Here’s the real kicker though. For most of the movie, it wasn’t that I wasn’t laughing at their jokes, it’s that there weren’t jokes to laugh at. Or if they were, they were so incredibly unfunny that they weren’t even recognizable attempts at humor. Either way, this film is a laughless, joyless, witless, waste of time and money I cannot beg you enough to stay away from. I pretty much mentioned all of the remotely funny parts here, just so you now have no reason to see it. So you’re welcome, there’s no need to thank me.
I didn’t see Land of the Lost, which was also critically panned, and I’m sure many thought would be the bomb of the summer. Somehow I can’t imagine it being worse than Year One. In fact, I bet the latter makes the former look like Casablanca. Expect Year One to take every ‘Razzie’ award next year.
That a man directly involved in Ghostbusters, Groundhog Day, and Caddyshack could come out with something so God-awfully terrible as this astounds me. I think we’d be breaking ten laws of the Geneva Convention if we showed this to our Gitmo prisoners.

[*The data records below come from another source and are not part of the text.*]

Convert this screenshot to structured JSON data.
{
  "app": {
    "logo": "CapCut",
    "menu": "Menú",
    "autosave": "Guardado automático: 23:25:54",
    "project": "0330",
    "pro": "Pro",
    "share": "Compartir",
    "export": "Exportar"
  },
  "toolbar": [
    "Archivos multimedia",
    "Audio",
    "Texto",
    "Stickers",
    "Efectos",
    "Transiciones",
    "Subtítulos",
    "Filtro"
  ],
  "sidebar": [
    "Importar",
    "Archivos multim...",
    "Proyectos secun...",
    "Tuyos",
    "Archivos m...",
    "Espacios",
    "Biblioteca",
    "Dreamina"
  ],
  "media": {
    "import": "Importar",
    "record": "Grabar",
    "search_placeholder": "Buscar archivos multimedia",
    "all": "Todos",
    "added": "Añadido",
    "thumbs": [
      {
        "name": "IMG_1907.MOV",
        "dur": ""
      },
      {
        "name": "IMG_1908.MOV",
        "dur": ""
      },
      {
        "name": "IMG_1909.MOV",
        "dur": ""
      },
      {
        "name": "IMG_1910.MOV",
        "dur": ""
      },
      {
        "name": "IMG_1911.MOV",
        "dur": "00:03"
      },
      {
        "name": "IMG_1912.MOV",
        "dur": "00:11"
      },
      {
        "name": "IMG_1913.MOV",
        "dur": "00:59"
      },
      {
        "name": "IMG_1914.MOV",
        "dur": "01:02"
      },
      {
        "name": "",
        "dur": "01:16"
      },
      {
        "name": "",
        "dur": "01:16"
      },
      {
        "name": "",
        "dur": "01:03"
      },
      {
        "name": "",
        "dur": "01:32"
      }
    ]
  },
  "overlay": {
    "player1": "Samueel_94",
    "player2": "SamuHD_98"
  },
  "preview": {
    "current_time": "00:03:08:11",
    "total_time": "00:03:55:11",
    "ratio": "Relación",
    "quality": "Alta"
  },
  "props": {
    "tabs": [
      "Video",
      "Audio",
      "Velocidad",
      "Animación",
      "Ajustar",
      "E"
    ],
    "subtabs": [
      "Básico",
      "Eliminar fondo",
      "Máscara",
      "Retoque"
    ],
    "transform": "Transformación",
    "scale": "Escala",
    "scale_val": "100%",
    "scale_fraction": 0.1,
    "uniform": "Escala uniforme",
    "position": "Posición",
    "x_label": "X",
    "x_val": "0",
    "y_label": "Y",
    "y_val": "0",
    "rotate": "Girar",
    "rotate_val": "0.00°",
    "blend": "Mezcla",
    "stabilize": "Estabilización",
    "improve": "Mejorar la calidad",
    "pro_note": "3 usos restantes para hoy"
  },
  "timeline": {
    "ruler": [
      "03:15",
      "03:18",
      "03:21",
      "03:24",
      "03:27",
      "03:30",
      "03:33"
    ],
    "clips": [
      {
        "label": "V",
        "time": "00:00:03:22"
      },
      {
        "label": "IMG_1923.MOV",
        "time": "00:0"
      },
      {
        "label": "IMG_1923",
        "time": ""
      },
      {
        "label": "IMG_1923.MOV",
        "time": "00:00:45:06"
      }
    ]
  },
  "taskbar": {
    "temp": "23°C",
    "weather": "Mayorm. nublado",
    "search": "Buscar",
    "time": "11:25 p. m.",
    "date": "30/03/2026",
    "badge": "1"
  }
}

Movies funnier than Year One:
-The Exorcist (Seriously. The line “There’s an alien pubic hair in my drink,” gave more laughs).
-Requiem for a Dream
-The Miracle of Life (yeah, that one you watched in your biology class)
-Hello Kitty Island Adventure
Just so we can kind of see where that lies, I mention my hatred for Twilight often, but I’d still put that movie at about a 5.2.